Segundo Kuhl, infere-se daí que no plano espiritual há cidades e tudo o mais que temos aqui. “Sem pieguismos, minha ilação é que lá tem muito mais do que aqui.”

Posteriormente, segundo nos explica Eurípedes, Kardec deixou pequenas notas sobre habitações espirituais. Por exemplo, na “Revista Espírita”, de agosto de 1868, refere-se a cidades na espiritualidade, com comentários sobre habitações em Júpiter, com moradas e edifícios para varias finalidades. E em “O Céu e o Inferno”, registra o depoimento do Espírito da condessa Paula, dando conta das moradas aéreas, iluminadas por cores sublimes.

Para Simonetti, ainda que não existam descrições detalhadas sobre colônias espirituais na obra de Kardec, ele não ignorava sua existência, já que a condição gregária, isto é, a necessidade de conviver para evoluir, é uma característica  do espírito imortal. Não teria sentido imaginá-lo a viver de forma solitária na espiritualidade. Marcel Mariano entende que Kardec preocupou-se mais com a situação do Espírito no além do que como o lugar em que ele estava situado.

O presidente da Funtarso (operadora da Rádio Rio de Janeiro), Gerson Simões Monteiro, lembra que as revelações dos Espíritos Superiores à humanidade são graduais e, assim, em 1857 eles não poderiam falar de comunidades de Espíritos habitando cidades estruturadas em edificações de natureza sólida na atmosfera terrestre.

Quando estive pessoalmente com Chico Xavier em sua casa em Uberaba, nos idos de 1980, diz Gerson, ele me contou que quando estava psicografando o livro “Nosso Lar” foi tachado de “médium fascinado”. Ele mesmo estava meio confuso com toda aquela situação.

Certa noite, o Espírito André Luiz levou-o em desprendimento num ponto bem acima da cidade de “Nosso Lar”, para que ele visse de cima a cidade e pudesse constatar a realidade do que estava psicografando. E, nesse momento, esclareceu-me ainda que o que ele viu naquela noite está exatamente no mapa desenhado no livro “Cidade no Além, 1983” pela médium Heigorina Cunha.

Essa médium comprovou a existência da cidade em desdobramento espiritual durante o sono, explica Gerson Simões. Ao despertar no corpo, Heigorina desenhava o que via em suas visitas durante a emancipação de sua alma ao dormir, retratando jardins, avenidas, prédios e até a planta baixa da cidade, que abriga cerca de um milhão de espíritos desencarnados. Esses desenhos estão reunidos no livro “Cidade no Além”.
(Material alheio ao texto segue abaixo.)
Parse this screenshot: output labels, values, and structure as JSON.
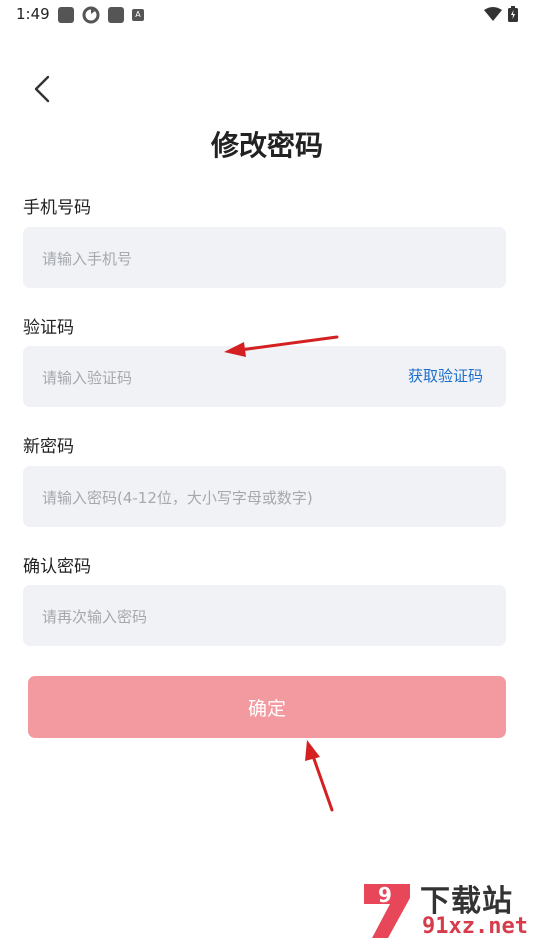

Com relação a essas colônias, lembra Eurípedes, deve-se considerar também que os Espíritos que habitam a espiritualidade são agrupados segundo o grau individual de evolução moral, sintonia, simpatias, objetivos, habilidades, tendências, hábitos, suas necessidades de aprendizado, de evolução moral. Assim, é de se imaginar que podem existir colônias espirituais que reúnam apenas determinados tipos de Espíritos. Podem existir até mesmo colônias “do mal”.

Espíritos trevosos, portanto infelizes, explica Kuhl, reunidos em falanges, constroem cidades no mundo espiritual, onde exercem tirania, subjugando incautos. Como por exemplo, citamos o capítulo II da obra “Libertação” (1949, FEB), do autor espiritual André Luiz, com psicografia de Chico Xavier.

Ainda, no capítulo XIV a impressionante descrição de uma cidade espiritual estranha, comandada por infortunado quanto poderoso governador: naquela cidade residem centenas de milhares de espíritos alienados e doentes. Construções no mundo espiritual, para o bem ou para o mal, obedecem ao manejo da vontade e do pensamento do espírito (O livro dos Médiuns, capítulo VIII e a Gênese, capítulo XIV, item 13).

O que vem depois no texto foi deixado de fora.